Analysis of parasitic organisms signal in phylogenetic profiling
Many of the most informative clades described above, such as Chromadorea, Stramenopiles, Alveolata, and Fungi Incertae Sedis contain a large percentage of parasitic organisms. Parasitic organisms are known to undergo vast gene losses and drastically diverge from their free-living counterparts45,46,47,48. We thus hypothesized that these insights may be related, identifying parasitic organisms across the tree of life as a key signal in phylogenetic profiling.

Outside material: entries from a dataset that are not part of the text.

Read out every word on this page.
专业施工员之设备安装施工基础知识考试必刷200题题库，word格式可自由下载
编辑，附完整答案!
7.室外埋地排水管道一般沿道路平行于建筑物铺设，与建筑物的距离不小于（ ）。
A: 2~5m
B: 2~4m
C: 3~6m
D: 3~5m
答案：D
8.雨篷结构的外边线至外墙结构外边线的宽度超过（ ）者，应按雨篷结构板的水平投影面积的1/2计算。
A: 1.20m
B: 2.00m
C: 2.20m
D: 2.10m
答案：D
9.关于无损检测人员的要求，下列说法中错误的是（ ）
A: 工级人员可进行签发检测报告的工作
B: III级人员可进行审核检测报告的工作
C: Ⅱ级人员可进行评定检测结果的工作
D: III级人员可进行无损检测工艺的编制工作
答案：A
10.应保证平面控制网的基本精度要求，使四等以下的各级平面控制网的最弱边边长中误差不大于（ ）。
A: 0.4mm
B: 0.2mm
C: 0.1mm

Parasitic organisms (see Methods, Supplementary Table5) are generally less conserved with respect to humans than free-living organisms (Fig.7A, in red). The lowest percent of orthologs are found in parasitic organisms in Alveolates, Microsporidia (Fungi Incertae Sedis, denoted as Fungi I.S) Kinetoplastids and intestinal flagellates (Hexamitidae, denoted as other eukaryotes) (Fig.7A, in red). Only two organisms show similar loss levels, one micro-algae (Nannochloropsis gaditana in Stramenopiles, marked with a green arrow) and one endosymbiotic Kinetoplastida (Perkinsela, marked with a red arrow). For the endosymbiont, the same rational of gene loss related to host adaptation was previously described49.
Six parasites containing clades were further compared to non-parasitic (free-living or mutualistic) organisms in the same clades and a reference parent clade (Fig.7B, C, a full list of organisms considered parasitic can be found in Supplementary Table5, see Methods). Parasitic clades showed a statistically significant reduction in conservation level (as compared to human) from both the non-parasitic organisms (Nematoda, Alveolata) and the reference clade (all but Stramenopiles, 2-sided MannWhitney test, Fig.7B). Moreover, many of the lost genes in parasitic organisms were highly conserved in non-parasitic organisms in the reference clade (Fig.7C).
Thus, we were interested in mapping the genes lost in each clade and how this signal translates across clades and into pathways. We analyzed genes that are highly conserved in all Eukaryotes but have low conservation in at least one parasitic clade (see Methods), ending up with 4114 genes (Fig.7D). The presence and absence of each gene in each clade were considered, and all clade combinations underwent enrichment analysis for Gene Ontology (GO) biologic processes (see Methods). Parasitic clades often lack orthologs for specific metabolic, signaling, and developmental pathways (Fig.7D, top 10 clade combinations by number of genes in the intersection). By inspecting the different combinations, we found that some pathways were enriched in certain combinations. For example, mRNA splicing genes were lost both in Kinetoplastida and Microsporidia, while GTP signaling genes were lost in either the 2nd, 3rd, or 8th combination (from the left), all consisting of Microsporidia and Alveolates. Hence, some pathways can be identified by their loss pattern in parasitic organisms.
However, a sensitivity analysis of excluding parasitic organisms in the training of the method results in conflicting evidence. On one hand, while many of the clades with highest importance contain parasites (as mentioned above), excluding parasites or these clades causes only a mild reduction in performance (see Methods, Supplementary Table6). On the other hand, clade importance does indeed shift from these clades to others (Supplementary Fig.18). This suggests that while parasitic organisms do indeed contribute to the model presented in this work, other signals exist in phylogenetic profiling which can reach a similar performance.